The first question to answer is, why is this data in a relational database to begin with? More to the point, is this application the only one that accesses the data, or are there other, non-XML centric databases that make use of the same data? The relational model gives you flexibility that XML does not for dealing with the data in arbitrary and unforeen ways (XML can be quite flexible with XSLT, but a programmer must still intervene for each and every new way you want to use tha data, with a much bigger performance hit). The normalised relational database stores your data in a mathematically sound way that puts the priority on integrity of data independently from its past, present or future structure; XML preserves data structure based on its present use while leaving the door open to moving from that to any arbitrary future use... which of the two ideals is more attractive depends on the nature of the data and how many applications need to use it.

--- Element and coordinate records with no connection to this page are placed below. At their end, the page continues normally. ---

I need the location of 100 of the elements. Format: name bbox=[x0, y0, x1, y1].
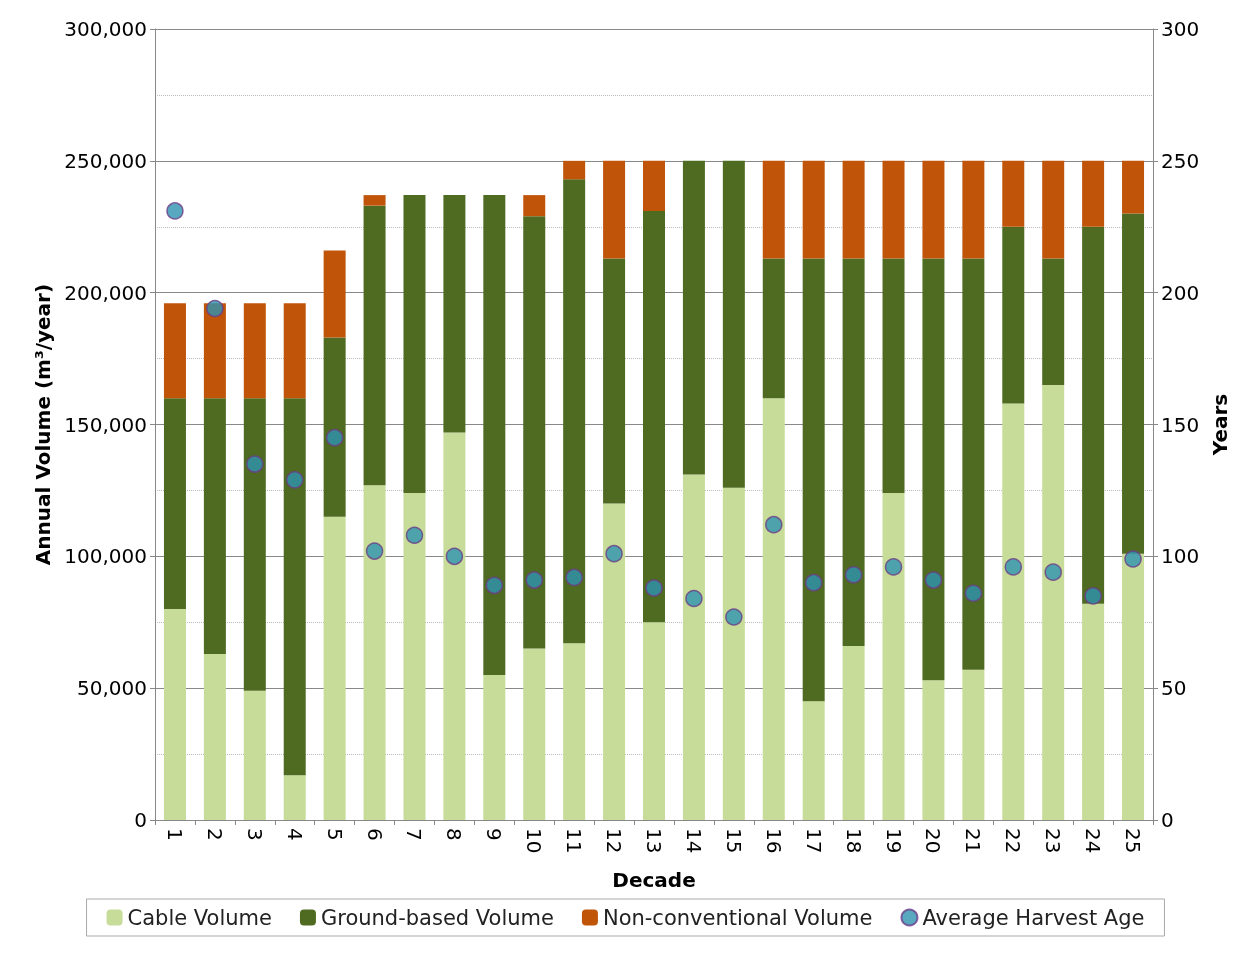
bar bbox=[722, 487, 745, 820]
point bbox=[964, 584, 983, 602]
point bbox=[1124, 550, 1142, 568]
bar bbox=[363, 485, 386, 820]
bar bbox=[163, 398, 186, 610]
bar bbox=[523, 648, 546, 820]
point bbox=[485, 576, 504, 595]
bar bbox=[523, 216, 546, 649]
bar bbox=[243, 398, 266, 691]
x-tick-label: 5 bbox=[322, 828, 347, 841]
bar bbox=[882, 160, 905, 259]
bar bbox=[1002, 226, 1025, 404]
x-tick-label: 12 bbox=[602, 828, 627, 854]
bar bbox=[203, 398, 226, 654]
y-tick-label: 250,000 bbox=[64, 148, 147, 173]
x-tick-label: 8 bbox=[442, 828, 467, 841]
bar bbox=[762, 258, 785, 399]
bar bbox=[323, 337, 346, 517]
bar bbox=[523, 195, 546, 217]
point bbox=[804, 573, 823, 592]
bar bbox=[1002, 160, 1025, 227]
x-tick-label: 9 bbox=[482, 828, 507, 841]
bar bbox=[203, 653, 226, 820]
bar bbox=[882, 258, 905, 494]
y2-tick-label: 50 bbox=[1161, 676, 1187, 701]
x-tick-label: 11 bbox=[562, 828, 587, 854]
point bbox=[884, 558, 903, 576]
bar bbox=[962, 669, 985, 820]
bar bbox=[283, 775, 306, 820]
y-axis-title: Annual Volume (m³/year) bbox=[31, 283, 56, 566]
x-tick-label: 25 bbox=[1121, 828, 1146, 854]
point bbox=[1044, 563, 1062, 581]
point bbox=[924, 571, 943, 589]
x-tick-label: 10 bbox=[522, 828, 547, 854]
bar bbox=[922, 680, 945, 820]
x-tick-label: 6 bbox=[362, 828, 387, 841]
bar bbox=[1042, 160, 1065, 259]
bar bbox=[563, 179, 586, 644]
point bbox=[365, 542, 384, 560]
bar bbox=[762, 160, 785, 259]
bar bbox=[1122, 553, 1145, 820]
point bbox=[1084, 587, 1102, 605]
point bbox=[325, 428, 344, 447]
bar bbox=[842, 645, 865, 820]
x-tick-label: 24 bbox=[1081, 828, 1106, 854]
point bbox=[685, 589, 703, 608]
x-tick-label: 22 bbox=[1001, 828, 1026, 854]
bar bbox=[483, 195, 506, 675]
x-tick-label: 17 bbox=[801, 828, 826, 854]
point bbox=[246, 455, 264, 473]
bar bbox=[643, 622, 665, 820]
bar bbox=[682, 160, 705, 475]
bar bbox=[762, 398, 785, 820]
legend-label: Non-conventional Volume bbox=[602, 905, 873, 930]
x-tick-label: 23 bbox=[1041, 828, 1066, 854]
bar bbox=[163, 609, 186, 820]
bar bbox=[1002, 403, 1025, 820]
bar bbox=[363, 205, 386, 486]
bar bbox=[1042, 384, 1065, 820]
legend-label: Average Harvest Age bbox=[922, 905, 1145, 930]
x-tick-label: 4 bbox=[282, 828, 307, 841]
y2-tick-label: 0 bbox=[1161, 808, 1174, 832]
bar bbox=[962, 258, 985, 670]
bar bbox=[203, 303, 226, 399]
x-tick-label: 16 bbox=[761, 828, 786, 854]
y2-tick-label: 250 bbox=[1161, 148, 1200, 173]
x-tick-label: 15 bbox=[721, 828, 746, 854]
y2-tick-label: 200 bbox=[1161, 280, 1200, 305]
point bbox=[445, 547, 464, 566]
x-tick-label: 18 bbox=[841, 828, 866, 854]
bar bbox=[1042, 258, 1065, 385]
bar bbox=[563, 643, 586, 820]
bar bbox=[1082, 160, 1105, 227]
y2-axis-title: Years bbox=[1208, 393, 1233, 457]
bar bbox=[603, 503, 626, 820]
bar bbox=[643, 210, 665, 623]
point bbox=[565, 568, 583, 587]
legend-label: Cable Volume bbox=[127, 905, 272, 930]
bar bbox=[1122, 160, 1145, 214]
x-tick-label: 20 bbox=[921, 828, 946, 854]
x-tick-label: 7 bbox=[402, 828, 427, 841]
point bbox=[844, 566, 863, 584]
point bbox=[605, 544, 623, 563]
bar bbox=[563, 160, 586, 180]
bar bbox=[243, 303, 266, 399]
bar bbox=[922, 160, 945, 259]
y2-tick-label: 150 bbox=[1161, 412, 1200, 437]
bar bbox=[962, 160, 985, 259]
bar bbox=[842, 258, 865, 646]
x-tick-label: 21 bbox=[961, 828, 986, 854]
y-tick-label: 200,000 bbox=[64, 280, 147, 305]
bar bbox=[1082, 603, 1105, 820]
bar bbox=[603, 160, 626, 259]
x-axis-title: Decade bbox=[612, 868, 696, 892]
x-tick-label: 19 bbox=[881, 828, 906, 854]
bar bbox=[283, 398, 306, 776]
bar bbox=[243, 690, 266, 820]
x-tick-label: 1 bbox=[162, 828, 187, 841]
bar bbox=[802, 701, 825, 820]
y-tick-label: 300,000 bbox=[64, 17, 147, 41]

Relational databases with good XML support (my background is DB2 but most major databases should be able to do this) reach a good compromise by giving you acces to normalised relational data as XML (which you can compliment with XSLT it if that's what needs to be done), while preserving it internally reduced to its bare essence as data (according to relational calculus' idea of what constitutes the bare essence of data, anyway.)
On the other hand, for single-app applications, or data that is more file oriented than datum-oriented (databases of XML documents where the document rarely or never needs to be abstracted from the data it contains), XML databases offer simplicity and efficiency by removing the need to work out a relational data model. Why break up your structured documents into a DBA's hand-tuned data model when 99.9% of your queries will just build these data sets back into XML documents (even when DB2, Oracle, and I assume SQL Server can automate this last task)? An XML database can give you more flexibility in querying than an all-XSLT solution, while saving a lot of unnecessary work over an SQL-to-XML solution for what is really an XML-to-XML application.
As I see it, that's the big picture. The actual decision has to come down to your applications. An XML database will be less efficient for non-XML applictions, plain and simple. Querying XML cannot be made as fast as querying relational tables, meaning extra overhead for non-XML apps. But *your* application encurs overhead in turning relational tables into XML (probably via the RDBMS's internal facility), and in transforming it if necessary. The question is therefore: who makes more queries on the database, this application or other non-XML ones? Who will make more queries in 5 years?
If you answer 'others' to either question, use a relational database--their XML support is decent now and will only get better, and they're far more popular in business which is an important CYA factor. If you answer 'your app' or 'other XML-based apps' for both questions, it's time to check out what XML databases have to offer right now. I expect other posts to comment on the current state of the art right now, but you can expect things to only get better as industry support for XQuery et al. improves--but don't expect them to *ever* pass up the relational databases in terms of raw performance, it's impossible. But as the evolution from Assembler to C to Java has shown in programming languages, the day may come when raw performance takes a back seat to other concerns.